Zack Stanton sketches “The Nightmare Scenario’: How Coronavirus Could Make the 2020 Vote a Disaster: Trump can’t cancel the presidential election. Here’s what you should really be worrying about” at Politico:=, and writes “the prospect that terrifies election experts isn’t the idea that Trump moves the election (something he lacks the power to do); it’s something altogether more plausible: Despite an ongoing pandemic, the 2020 election takes place as planned, and America is totally unprepared…The nightmare scenario goes something like this: Large numbers of voters become disenfranchised because they’re worried it’s not safe to vote and that participating makes it more likely they catch the coronavirus. Voter-registration efforts, almost always geared toward in-person sign-ups, bring in very few new voters. A surge of demand for absentee ballots overwhelms election administrators, who haven’t printed enough ballots. In some states, like Texas, where fear of coronavirus isn’t a valid reason to request an absentee ballot, turnout drops as Americans are forced to choose between voting in person (and risking contact with the coronavirus) or not voting at all…At the same time, confidence in the cash-strapped U.S. Postal Service — whose coronavirus funding President Donald Trump has already threatened to block — teeters, and its involvement in handling so many absentee votes causes concern.”

Stanton interviews Rick Hasen, author of Election Meltdown, who says, “I’ve always been concerned that [Trump] would claim that fraud was the reason he might lose an election. And I still think that might happen, should he lose — which brings up the Election Administrators’ Prayer: “Lord, let this not be close.” If you have a real blowout, it’s hard to claim that fraud is the result…How do we ensure that elections are not only conducted fairly, but that people have confidence in them, when recent public opinion polling shows up to 40 percent of the public is not convinced that elections are conducted fairly? I think there’s a role to play for elected leaders, social media companies, traditional media companies, lawyers, members of Congress, state and local election officials — there are steps that all can take to try to minimize the chances of a meltdown. And that’s really where we have to focus our efforts, especially now in this Covid-19 era.”
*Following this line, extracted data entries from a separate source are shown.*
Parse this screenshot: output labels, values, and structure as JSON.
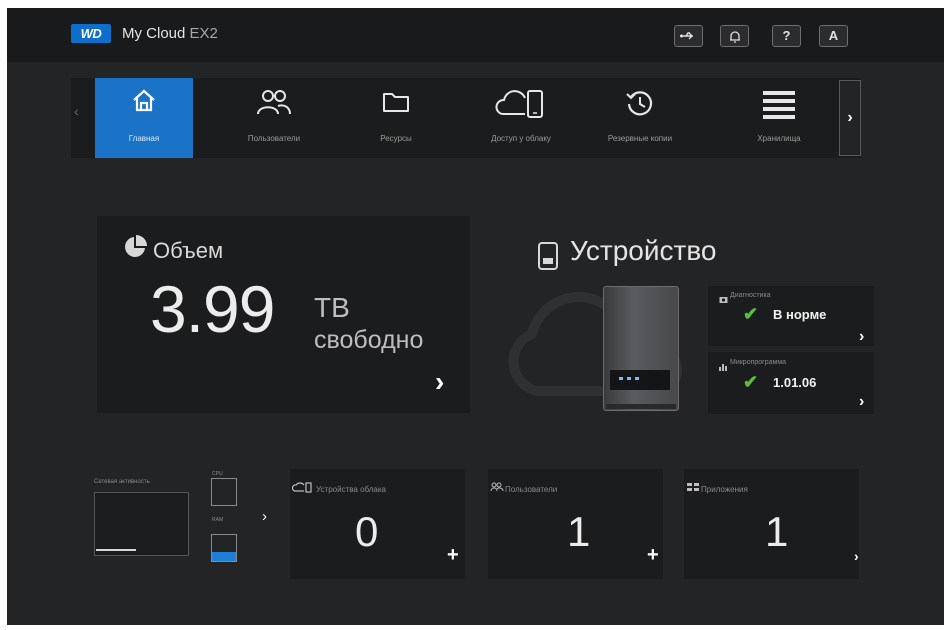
{
  "header": {
    "logo_text": "WD",
    "product_main": "My Cloud",
    "product_model": "EX2",
    "icons": [
      "usb-icon",
      "bell-icon",
      "help-icon",
      "user-icon"
    ],
    "help_label": "?",
    "user_label": "A"
  },
  "nav": {
    "items": [
      {
        "label": "Главная",
        "icon": "home-icon",
        "active": true
      },
      {
        "label": "Пользователи",
        "icon": "users-icon",
        "active": false
      },
      {
        "label": "Ресурсы",
        "icon": "folder-icon",
        "active": false
      },
      {
        "label": "Доступ у облаку",
        "icon": "cloud-device-icon",
        "active": false
      },
      {
        "label": "Резервные копии",
        "icon": "history-icon",
        "active": false
      },
      {
        "label": "Хранилища",
        "icon": "storage-icon",
        "active": false
      }
    ],
    "prev_label": "‹",
    "next_label": "›"
  },
  "volume": {
    "title": "Объем",
    "value": "3.99",
    "unit": "TB",
    "suffix": "свободно",
    "arrow": "›"
  },
  "device": {
    "title": "Устройство",
    "diagnostics_label": "Диагностика",
    "diagnostics_value": "В норме",
    "firmware_label": "Микропрограмма",
    "firmware_value": "1.01.06",
    "arrow": "›"
  },
  "performance": {
    "title": "Сетевая активность",
    "cpu_label": "CPU",
    "ram_label": "RAM",
    "ram_level": 0.35,
    "arrow": "›"
  },
  "counters": [
    {
      "label": "Устройства облака",
      "icon": "cloud-device-icon",
      "value": "0",
      "action": "+"
    },
    {
      "label": "Пользователи",
      "icon": "users-icon",
      "value": "1",
      "action": "+"
    },
    {
      "label": "Приложения",
      "icon": "apps-icon",
      "value": "1",
      "action": "›"
    }
  ],
  "colors": {
    "accent": "#1a73c6",
    "brand": "#0d6fcb",
    "ok": "#5bbf3a",
    "background": "#232425"
  }
}
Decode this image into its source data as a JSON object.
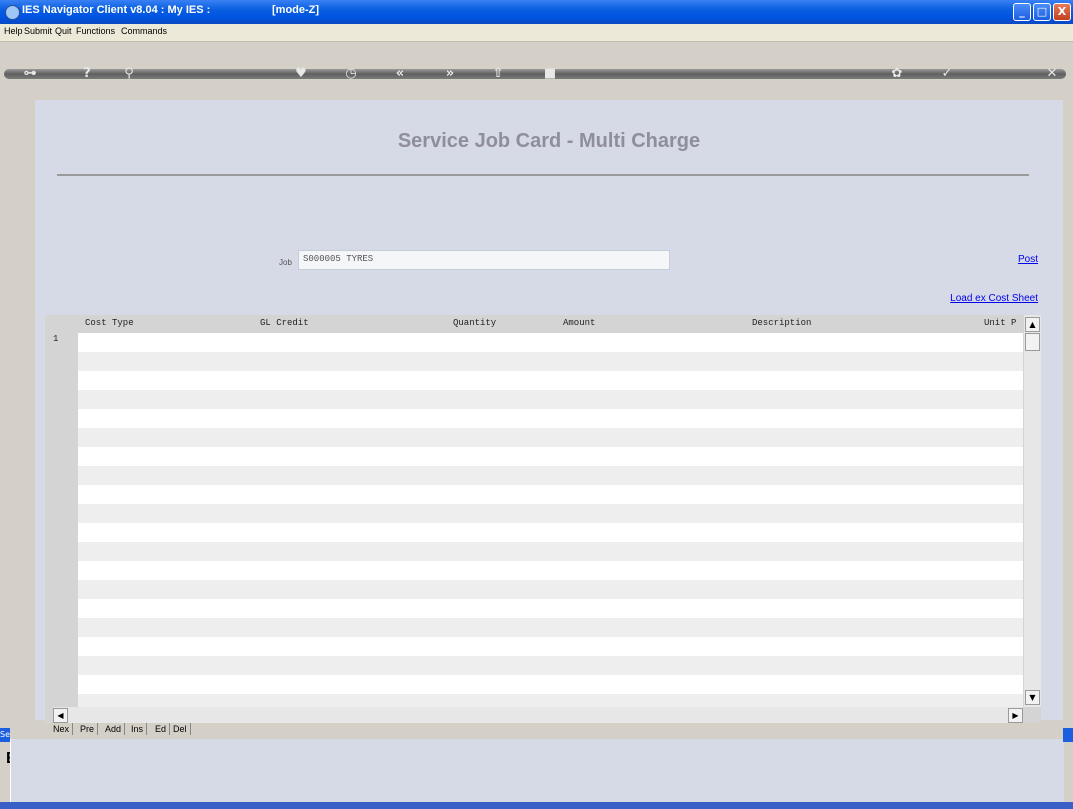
{
  "window": {
    "title": "IES Navigator Client v8.04 : My IES :",
    "mode": "[mode-Z]",
    "controls": {
      "minimize": "_",
      "maximize": "□",
      "close": "X"
    }
  },
  "menu": [
    "Help",
    "Submit",
    "Quit",
    "Functions",
    "Commands"
  ],
  "toolbar_icons": [
    "key-icon",
    "help-icon",
    "search-icon",
    "heart-icon",
    "clock-icon",
    "rewind-icon",
    "forward-icon",
    "upload-icon",
    "stop-icon",
    "gear-icon",
    "check-icon",
    "close-icon"
  ],
  "page": {
    "title": "Service Job Card - Multi Charge",
    "job_label": "Job",
    "job_value": "S000005 TYRES",
    "post_link": "Post",
    "load_link": "Load ex Cost Sheet"
  },
  "grid": {
    "columns": [
      "Cost Type",
      "GL Credit",
      "Quantity",
      "Amount",
      "Description",
      "Unit P"
    ],
    "row_numbers": [
      "1"
    ]
  },
  "nav_buttons": [
    "Nex",
    "Pre",
    "Add",
    "Ins",
    "Ed",
    "Del"
  ],
  "left_stub": {
    "tab": "Se",
    "text": "E"
  }
}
At Sabato’s  Crystal Ball, Kyle Kondik and J. Miles Coleman have an update on Democraic prospects for winning a U.S. Senate majority in November. Calling the battle for majority control a “toss-up,” Kondik and Coleman write, “The focus on the evenly-matched battle for the Senate has in some ways narrowed to four GOP-held seats: Arizona, Colorado, Maine, and North Carolina…Practically speaking, Democrats probably have to win all four, and the White House, to win the Senate…However, the map may be expanding. Democrats’ best bet among the other targets probably is Montana, but we still see a small Republican edge there…We are making two rating changes this week on the periphery of the Senate map: Alaska and South Carolina move from Safe Republican to Likely Republican.”